So in this blog, I will be discussing some approaches that I came across while looking out for ways to solve the throttling issues.

1) Connector element in Tomcat server.xml file

Connector element in the Tomcat server.xml

Tomcat server.xml will have a Connector component that listens for connections/requests on a specific TCP port number on the server. Each incoming request requires a thread for the duration of that request. If more simultaneous requests are received than can be handled by the currently available request processing threads, additional threads will be created up to the configured maximum (the value of the maxThreads attribute). If still more simultaneous requests are received, they are stacked up inside the server socket created by the Connector, up to the configured maximum (the value of the acceptCount attribute). Any further simultaneous requests will receive "connection refused" errors until resources are available to process them.
By controlling maxThreads and acceptCount, we can control the number of requests made by users to the application. But we cannot control invocations to a particular API. This will be helpful to control overall concurrent requests made to the application.

2) Tomcat Semaphore Valve

The Semaphore Valve will be able to limit the number of concurrent requests processing threads.
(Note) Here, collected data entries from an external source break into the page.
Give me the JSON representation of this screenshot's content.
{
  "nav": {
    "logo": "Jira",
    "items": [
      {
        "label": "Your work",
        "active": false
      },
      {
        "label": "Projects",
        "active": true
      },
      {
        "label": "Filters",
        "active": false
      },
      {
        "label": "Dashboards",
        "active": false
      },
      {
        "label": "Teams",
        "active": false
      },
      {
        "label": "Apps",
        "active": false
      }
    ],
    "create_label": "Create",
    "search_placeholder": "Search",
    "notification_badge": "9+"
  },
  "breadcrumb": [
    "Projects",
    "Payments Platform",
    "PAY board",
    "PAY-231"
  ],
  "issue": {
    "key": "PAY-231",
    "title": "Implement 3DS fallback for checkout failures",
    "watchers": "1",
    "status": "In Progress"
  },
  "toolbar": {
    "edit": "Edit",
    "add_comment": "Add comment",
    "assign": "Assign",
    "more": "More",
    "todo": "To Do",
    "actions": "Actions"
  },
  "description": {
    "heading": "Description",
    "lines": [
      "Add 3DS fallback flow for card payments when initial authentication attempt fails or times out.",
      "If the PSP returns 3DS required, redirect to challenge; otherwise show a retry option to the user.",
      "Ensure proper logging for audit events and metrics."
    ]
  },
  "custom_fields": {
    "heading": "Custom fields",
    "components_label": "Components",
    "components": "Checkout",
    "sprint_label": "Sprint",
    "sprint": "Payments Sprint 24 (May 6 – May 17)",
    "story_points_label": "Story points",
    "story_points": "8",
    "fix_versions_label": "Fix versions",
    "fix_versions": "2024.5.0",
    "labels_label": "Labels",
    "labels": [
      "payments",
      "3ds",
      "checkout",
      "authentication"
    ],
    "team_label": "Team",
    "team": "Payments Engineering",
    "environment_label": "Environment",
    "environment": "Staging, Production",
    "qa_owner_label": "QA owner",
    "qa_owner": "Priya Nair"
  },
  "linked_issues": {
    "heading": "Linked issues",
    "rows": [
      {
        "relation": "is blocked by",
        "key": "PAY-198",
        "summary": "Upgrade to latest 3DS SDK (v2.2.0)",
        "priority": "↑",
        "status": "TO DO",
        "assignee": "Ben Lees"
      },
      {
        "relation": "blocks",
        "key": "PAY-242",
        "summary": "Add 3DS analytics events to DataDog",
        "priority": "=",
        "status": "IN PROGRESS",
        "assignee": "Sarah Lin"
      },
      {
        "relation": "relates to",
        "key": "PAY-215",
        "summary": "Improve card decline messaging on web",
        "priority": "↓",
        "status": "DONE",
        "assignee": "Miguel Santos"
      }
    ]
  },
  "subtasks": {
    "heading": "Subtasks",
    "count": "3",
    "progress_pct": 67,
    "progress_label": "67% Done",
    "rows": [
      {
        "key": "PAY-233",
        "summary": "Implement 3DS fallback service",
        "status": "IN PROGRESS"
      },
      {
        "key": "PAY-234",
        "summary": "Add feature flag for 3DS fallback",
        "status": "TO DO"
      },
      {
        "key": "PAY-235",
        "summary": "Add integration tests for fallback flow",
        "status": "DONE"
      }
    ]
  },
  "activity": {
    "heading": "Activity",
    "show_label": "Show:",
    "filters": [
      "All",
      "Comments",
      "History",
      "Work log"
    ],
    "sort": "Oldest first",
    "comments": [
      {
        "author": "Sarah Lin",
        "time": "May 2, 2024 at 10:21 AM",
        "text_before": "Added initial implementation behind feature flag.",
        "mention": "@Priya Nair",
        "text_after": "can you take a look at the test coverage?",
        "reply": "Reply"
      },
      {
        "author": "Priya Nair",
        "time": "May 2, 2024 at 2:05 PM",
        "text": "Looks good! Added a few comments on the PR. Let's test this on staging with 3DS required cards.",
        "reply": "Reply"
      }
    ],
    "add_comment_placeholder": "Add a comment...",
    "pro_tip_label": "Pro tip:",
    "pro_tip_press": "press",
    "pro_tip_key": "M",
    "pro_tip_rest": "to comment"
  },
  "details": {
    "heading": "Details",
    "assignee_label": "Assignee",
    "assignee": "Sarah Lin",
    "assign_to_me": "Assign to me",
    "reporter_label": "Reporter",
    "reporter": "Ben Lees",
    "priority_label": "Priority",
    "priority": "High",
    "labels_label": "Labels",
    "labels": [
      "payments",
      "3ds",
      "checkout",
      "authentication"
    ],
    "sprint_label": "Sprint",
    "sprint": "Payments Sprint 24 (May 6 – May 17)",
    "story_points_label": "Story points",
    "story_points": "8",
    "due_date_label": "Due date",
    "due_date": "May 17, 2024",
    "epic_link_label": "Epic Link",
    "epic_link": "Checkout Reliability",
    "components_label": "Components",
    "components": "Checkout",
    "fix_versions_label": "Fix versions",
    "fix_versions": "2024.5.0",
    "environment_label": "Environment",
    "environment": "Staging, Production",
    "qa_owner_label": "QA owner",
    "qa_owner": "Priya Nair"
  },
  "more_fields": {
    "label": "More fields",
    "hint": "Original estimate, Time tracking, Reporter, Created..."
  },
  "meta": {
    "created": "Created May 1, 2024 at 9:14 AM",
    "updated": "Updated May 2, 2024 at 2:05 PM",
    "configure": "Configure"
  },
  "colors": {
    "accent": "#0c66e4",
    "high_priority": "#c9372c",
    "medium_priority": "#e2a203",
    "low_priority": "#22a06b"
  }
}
You can enable this by making a small change in Tomcat server.xml as shown in the code snippet below:

<Valve className=”org.apache.catalina.valves.SemaphoreValve” concurrency=”150" block=”false” fairness=”false” />

The above changes work, but with some major issues:

  • You cannot control specific paths.
  • In case of an error, you still get an HTTP 200

To solve that the valve is designed to be inherited and you get two smooth hooks for these two use cases. The code would look something like this:

public class MySemaphoreValve extends SemaphoreValve {
/**
* Method to allow us to match exactly the paths to limit
*/
@Override
public boolean controlConcurrency(final Request request, final Response response) {
return request.getRequestURI().startsWith("/test");
}
/**
* Method to allow us to change the response code
*/
@Override
public void permitDenied(final Request request, final Response response) throws IOException, ServletException {
response.sendError(HttpServletResponse.SC_PRECONDITION_FAILED);
}
}

3) Throttling using Apache Web Server

Apache doesn’t support rate limiting based on user requests using its own modules. It supports Rate limiting based on bandwidth.

To overcome this, we have one solution. We can make use of ModSecurity. I won’t be discussing it in detail here as you can find the same in this blog: https://johnleach.co.uk/posts/2012/05/15/rate-limiting-with-apache-and-mod-security/.

4) API Gateway

API Gateway is a fully managed service that makes it easy for developers to create, publish, maintain, monitor, and secure APIs at any scale. API Gateways will not only help solve the Rate Limiting issues but also brings in more benefits like Authentication and Security, Monitoring, Dynamic Routing, Static Response handling, etc.
The only challenge with this is the initial efforts that are involved in adding an API Gateway layer in the existing application.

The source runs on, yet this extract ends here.